Epilepsy is the most common medical neurological disorder in dogs. The term epilepsy refers to recurrent seizures resulting from an abnormality in brain function. The condition can be inherited (genetic epilepsy), caused by structural problems in the brain (symptomatic epilepsy), or may be of unknown cause (idiopathic epilepsy). Determination of the appropriate treatment for canine epilepsy, as well as prognosis for the condition, depends on accurate diagnosis of the type and cause of seizures.
Educational resources about epilepsy and seizures, including a peer reviewed whitepaper with a seizure diary to help owners track their dog’s health, and a live webinar later this year: What's Feeding Those Seizures?

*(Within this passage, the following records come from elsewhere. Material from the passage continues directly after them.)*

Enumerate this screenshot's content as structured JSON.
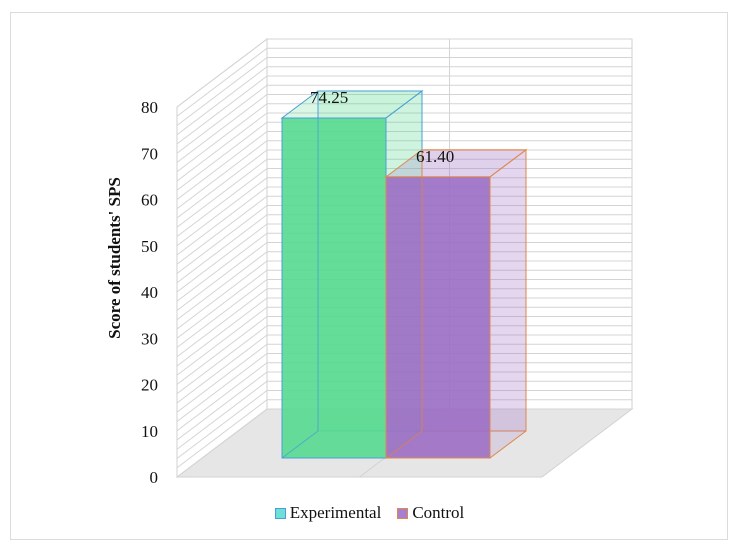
{
  "chart_data": {
    "type": "bar",
    "categories": [
      ""
    ],
    "series": [
      {
        "name": "Experimental",
        "values": [
          74.25
        ],
        "label": "74.25",
        "face_color": "#55d98f",
        "edge_color": "#4a9fd8",
        "swatch_color": "#6fe0d6"
      },
      {
        "name": "Control",
        "values": [
          61.4
        ],
        "label": "61.40",
        "face_color": "#9b6dc4",
        "edge_color": "#e0874a",
        "swatch_color": "#a77fd0"
      }
    ],
    "title": "",
    "xlabel": "",
    "ylabel": "Score of students' SPS",
    "ylim": [
      0,
      80
    ],
    "yticks": [
      "0",
      "10",
      "20",
      "30",
      "40",
      "50",
      "60",
      "70",
      "80"
    ],
    "grid": true,
    "style": "3d-column",
    "legend_position": "bottom"
  }
}
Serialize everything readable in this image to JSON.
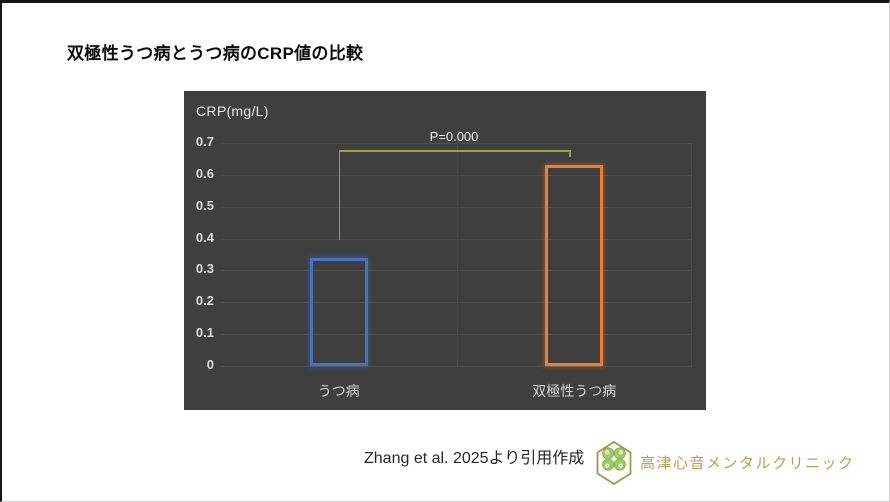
{
  "title": "双極性うつ病とうつ病のCRP値の比較",
  "chart_data": {
    "type": "bar",
    "title": "双極性うつ病とうつ病のCRP値の比較",
    "ylabel": "CRP(mg/L)",
    "categories": [
      "うつ病",
      "双極性うつ病"
    ],
    "values": [
      0.34,
      0.63
    ],
    "series_colors": [
      "#4472C4",
      "#ED7D31"
    ],
    "bar_fill": "none",
    "background_color": "#3f3f3f",
    "ylim": [
      0,
      0.7
    ],
    "yticks": [
      "0",
      "0.1",
      "0.2",
      "0.3",
      "0.4",
      "0.5",
      "0.6",
      "0.7"
    ],
    "grid": true,
    "legend": "none",
    "bracket": {
      "text": "P=0.000",
      "color": "#9aa23f",
      "left_bottom_value": 0.395,
      "top_value": 0.678,
      "right_bottom_value": 0.655
    }
  },
  "footer": {
    "citation": "Zhang et al. 2025より引用作成",
    "logo_icon": "hexagon-clover-icon",
    "clinic_name": "高津心音メンタルクリニック",
    "gold_color": "#a8964a",
    "green_color": "#8cbf56"
  }
}
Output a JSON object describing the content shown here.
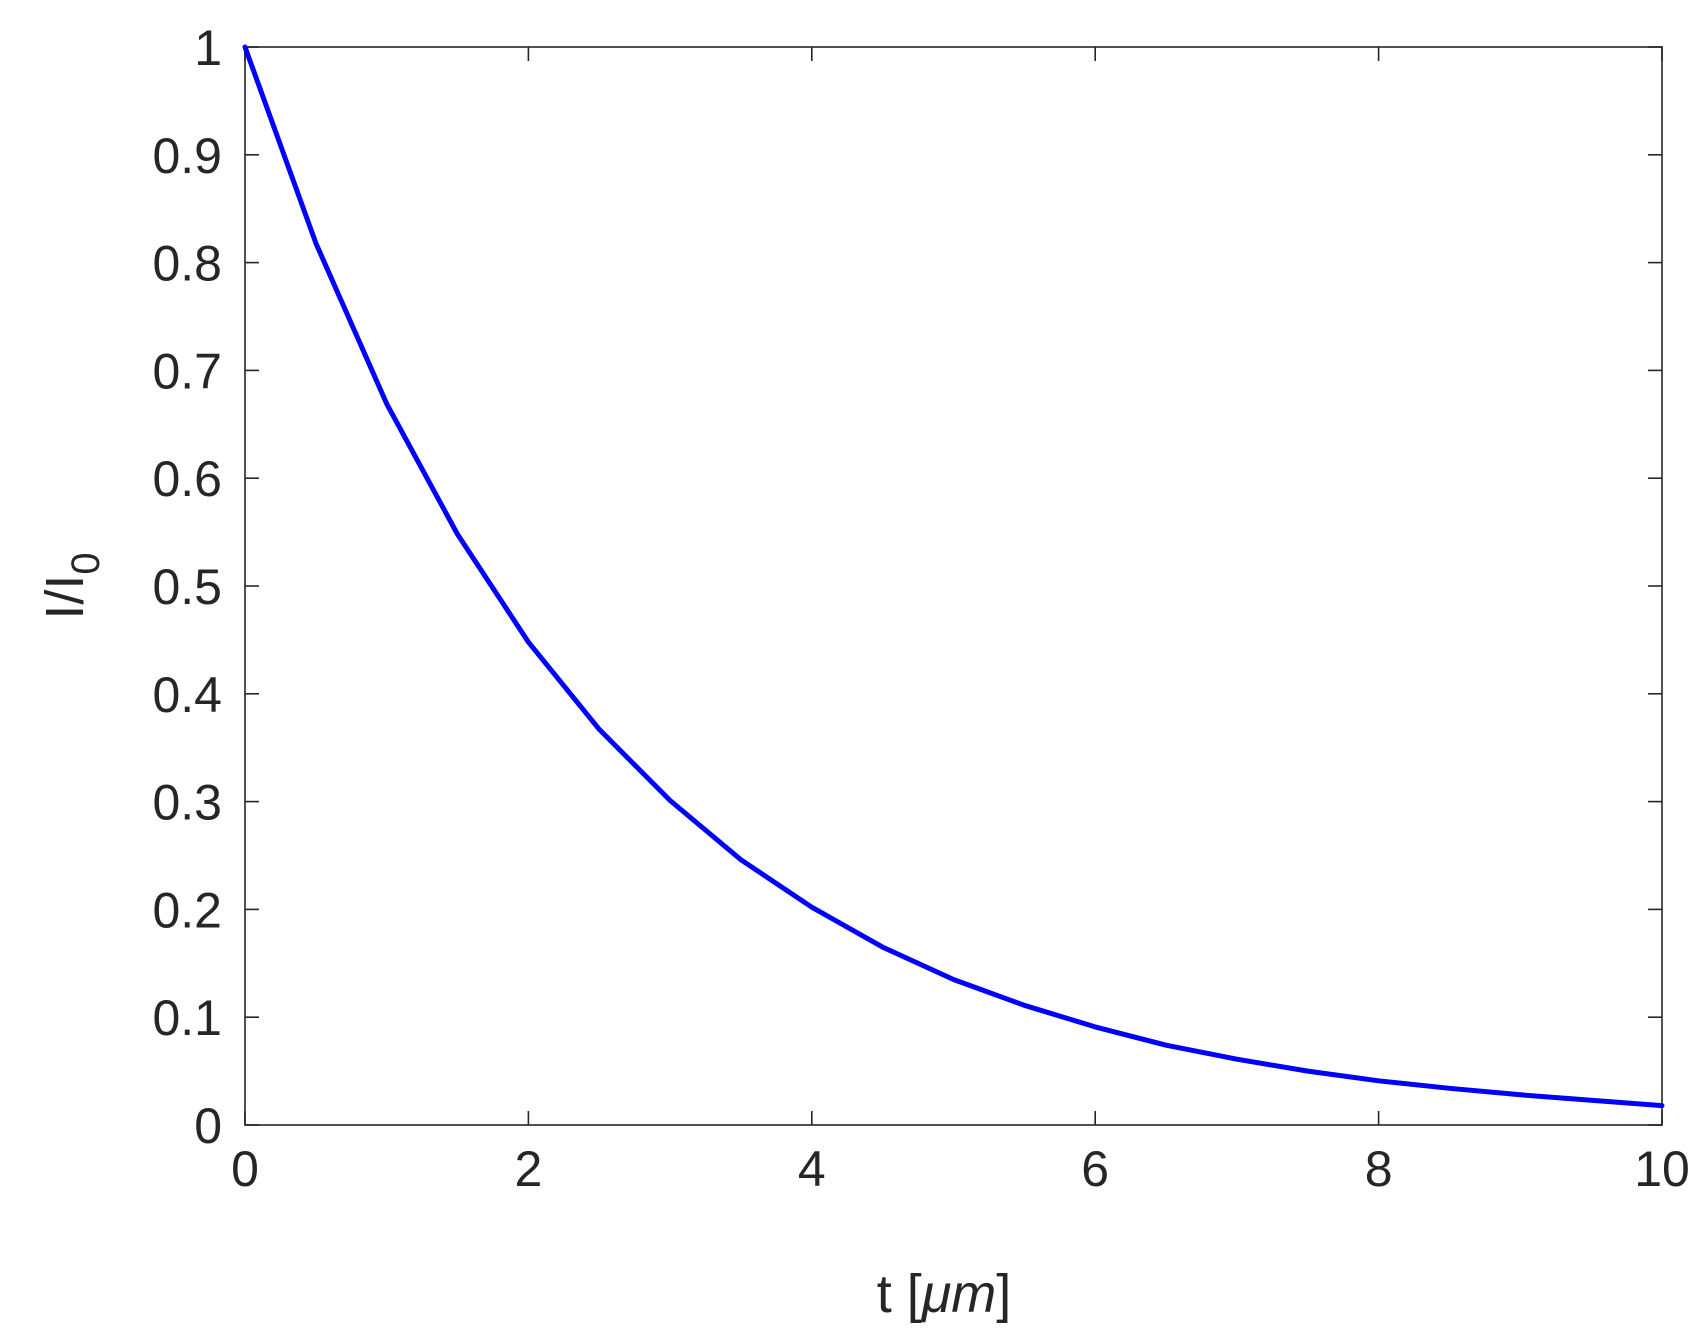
{
  "chart_data": {
    "type": "line",
    "title": "",
    "xlabel": {
      "main": "t [",
      "unit": "μm",
      "close": "]"
    },
    "ylabel": {
      "main": "I/I",
      "subscript": "0"
    },
    "xlim": [
      0,
      10
    ],
    "ylim": [
      0,
      1
    ],
    "xticks": [
      0,
      2,
      4,
      6,
      8,
      10
    ],
    "xtick_labels": [
      "0",
      "2",
      "4",
      "6",
      "8",
      "10"
    ],
    "yticks": [
      0,
      0.1,
      0.2,
      0.3,
      0.4,
      0.5,
      0.6,
      0.7,
      0.8,
      0.9,
      1
    ],
    "ytick_labels": [
      "0",
      "0.1",
      "0.2",
      "0.3",
      "0.4",
      "0.5",
      "0.6",
      "0.7",
      "0.8",
      "0.9",
      "1"
    ],
    "grid": false,
    "legend": null,
    "series": [
      {
        "color": "#0000ff",
        "x": [
          0,
          0.5,
          1,
          1.5,
          2,
          2.5,
          3,
          3.5,
          4,
          4.5,
          5,
          5.5,
          6,
          6.5,
          7,
          7.5,
          8,
          8.5,
          9,
          9.5,
          10
        ],
        "y": [
          1.0,
          0.818,
          0.669,
          0.548,
          0.448,
          0.367,
          0.301,
          0.246,
          0.202,
          0.165,
          0.135,
          0.111,
          0.091,
          0.074,
          0.061,
          0.05,
          0.041,
          0.034,
          0.028,
          0.023,
          0.018
        ]
      }
    ]
  }
}
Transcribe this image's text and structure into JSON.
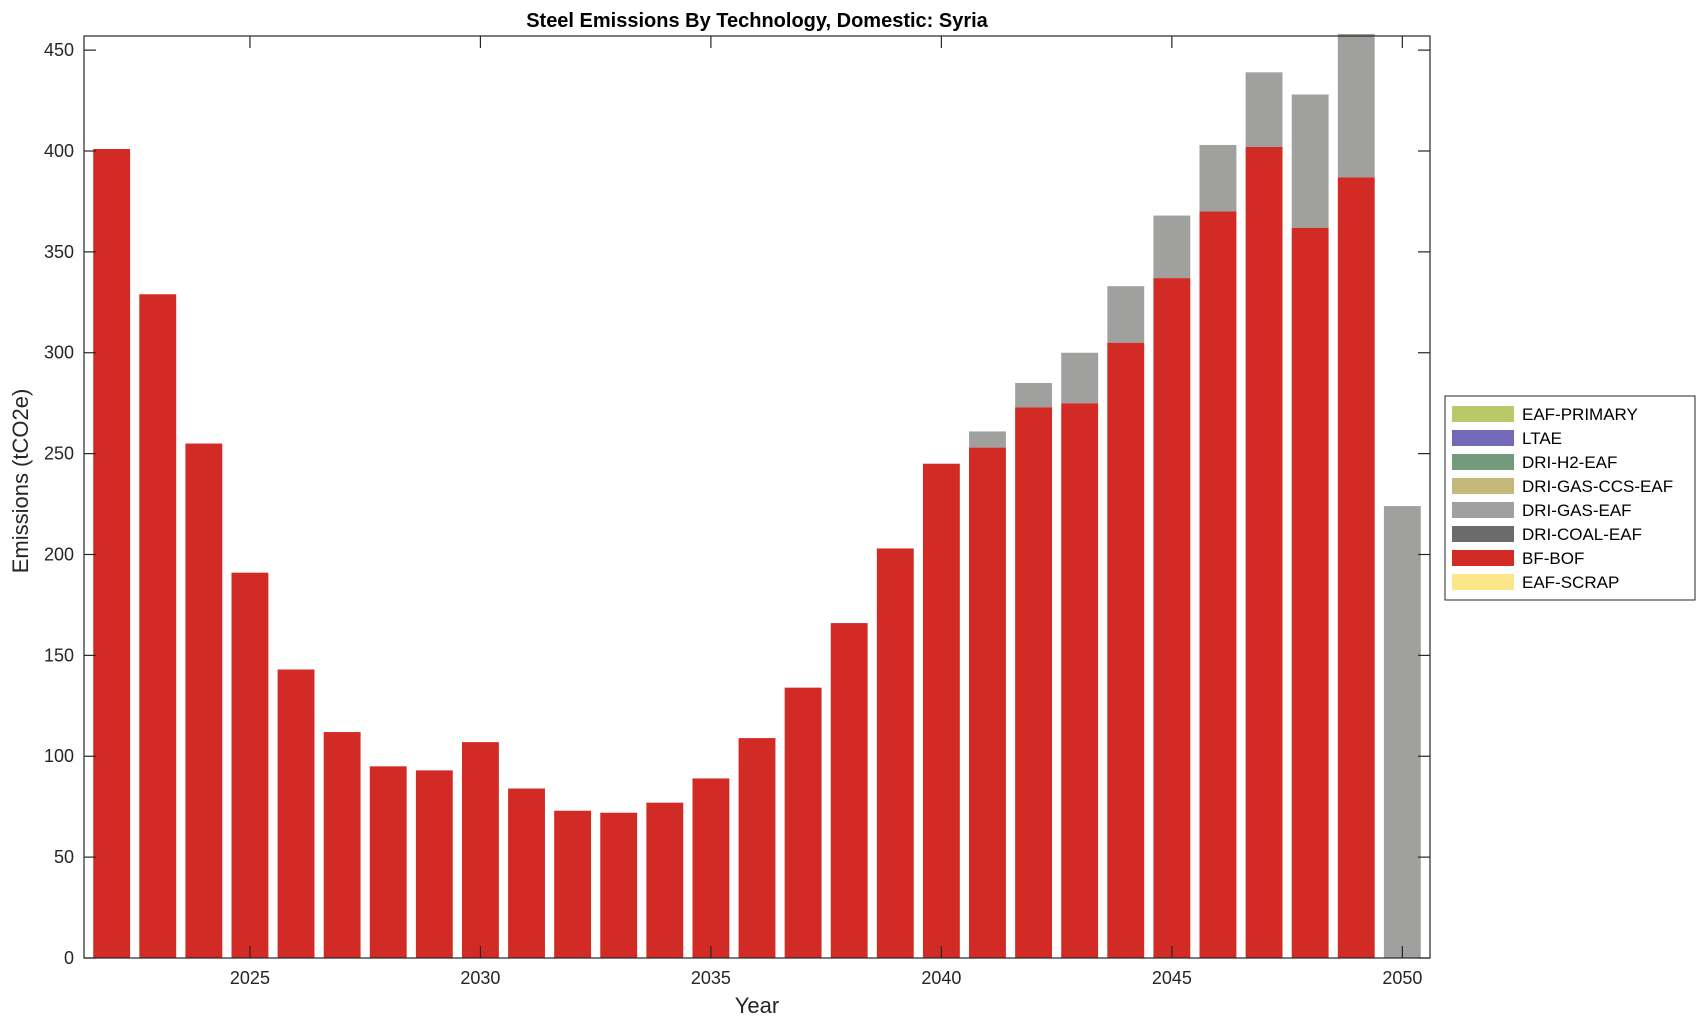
{
  "chart_data": {
    "type": "bar",
    "stacked": true,
    "title": "Steel Emissions By Technology, Domestic: Syria",
    "xlabel": "Year",
    "ylabel": "Emissions (tCO2e)",
    "ylim": [
      0,
      457
    ],
    "xlim": [
      2021.4,
      2050.6
    ],
    "yticks": [
      0,
      50,
      100,
      150,
      200,
      250,
      300,
      350,
      400,
      450
    ],
    "xticks": [
      2025,
      2030,
      2035,
      2040,
      2045,
      2050
    ],
    "grid": false,
    "legend_position": "right",
    "x": [
      2022,
      2023,
      2024,
      2025,
      2026,
      2027,
      2028,
      2029,
      2030,
      2031,
      2032,
      2033,
      2034,
      2035,
      2036,
      2037,
      2038,
      2039,
      2040,
      2041,
      2042,
      2043,
      2044,
      2045,
      2046,
      2047,
      2048,
      2049,
      2050
    ],
    "series": [
      {
        "name": "EAF-SCRAP",
        "color": "#fde68a",
        "values": [
          0,
          0,
          0,
          0,
          0,
          0,
          0,
          0,
          0,
          0,
          0,
          0,
          0,
          0,
          0,
          0,
          0,
          0,
          0,
          0,
          0,
          0,
          0,
          0,
          0,
          0,
          0,
          0,
          0
        ]
      },
      {
        "name": "BF-BOF",
        "color": "#d22b25",
        "values": [
          401,
          329,
          255,
          191,
          143,
          112,
          95,
          93,
          107,
          84,
          73,
          72,
          77,
          89,
          109,
          134,
          166,
          203,
          245,
          253,
          273,
          275,
          305,
          337,
          370,
          402,
          362,
          387,
          0
        ]
      },
      {
        "name": "DRI-COAL-EAF",
        "color": "#6b6b6b",
        "values": [
          0,
          0,
          0,
          0,
          0,
          0,
          0,
          0,
          0,
          0,
          0,
          0,
          0,
          0,
          0,
          0,
          0,
          0,
          0,
          0,
          0,
          0,
          0,
          0,
          0,
          0,
          0,
          0,
          0
        ]
      },
      {
        "name": "DRI-GAS-EAF",
        "color": "#a0a09e",
        "values": [
          0,
          0,
          0,
          0,
          0,
          0,
          0,
          0,
          0,
          0,
          0,
          0,
          0,
          0,
          0,
          0,
          0,
          0,
          0,
          8,
          12,
          25,
          28,
          31,
          33,
          37,
          66,
          71,
          224
        ]
      },
      {
        "name": "DRI-GAS-CCS-EAF",
        "color": "#c4b97a",
        "values": [
          0,
          0,
          0,
          0,
          0,
          0,
          0,
          0,
          0,
          0,
          0,
          0,
          0,
          0,
          0,
          0,
          0,
          0,
          0,
          0,
          0,
          0,
          0,
          0,
          0,
          0,
          0,
          0,
          0
        ]
      },
      {
        "name": "DRI-H2-EAF",
        "color": "#739a7a",
        "values": [
          0,
          0,
          0,
          0,
          0,
          0,
          0,
          0,
          0,
          0,
          0,
          0,
          0,
          0,
          0,
          0,
          0,
          0,
          0,
          0,
          0,
          0,
          0,
          0,
          0,
          0,
          0,
          0,
          0
        ]
      },
      {
        "name": "LTAE",
        "color": "#7468b8",
        "values": [
          0,
          0,
          0,
          0,
          0,
          0,
          0,
          0,
          0,
          0,
          0,
          0,
          0,
          0,
          0,
          0,
          0,
          0,
          0,
          0,
          0,
          0,
          0,
          0,
          0,
          0,
          0,
          0,
          0
        ]
      },
      {
        "name": "EAF-PRIMARY",
        "color": "#b8c96a",
        "values": [
          0,
          0,
          0,
          0,
          0,
          0,
          0,
          0,
          0,
          0,
          0,
          0,
          0,
          0,
          0,
          0,
          0,
          0,
          0,
          0,
          0,
          0,
          0,
          0,
          0,
          0,
          0,
          0,
          0
        ]
      }
    ],
    "legend_order": [
      "EAF-PRIMARY",
      "LTAE",
      "DRI-H2-EAF",
      "DRI-GAS-CCS-EAF",
      "DRI-GAS-EAF",
      "DRI-COAL-EAF",
      "BF-BOF",
      "EAF-SCRAP"
    ]
  }
}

An Update on Refractory Canine Epilepsy and the Potential Link to Gastrointestinal Health with Karen R. Muñana, DVM, MS, DACVIM (Neurology), are available to dog owners and veterinarians at www.akcchf.org/epilepsy.
As an added incentive for donors, all donations and donor advised fund disbursements to the CHF Epilepsy Initiative during 2017 will be generously matched dollar-for-dollar by the American Kennel Club, up to $250,000.
“The specific biochemical and genetic mechanisms that cause seizures are not yet fully understood in either dogs or humans, although seizures are known to result from dysfunction in the brain’s electrical activity,” according to Dr. Diane Brown, CHF CEO. “Through the CHF Epilepsy Initiative, this research will improve our understanding of seizures in dogs, which may help their human companions, also.”
While one in every 100 dogs will be affected by epilepsy, many dogs, with the support of dedicated owners, can lead a good life by following a veterinarian’s treatment plan. The CHF Epilepsy Initiative will equip dog owners with educational resources and further cutting-edge canine health research to help bring about better understanding and more treatment options for this devastating condition.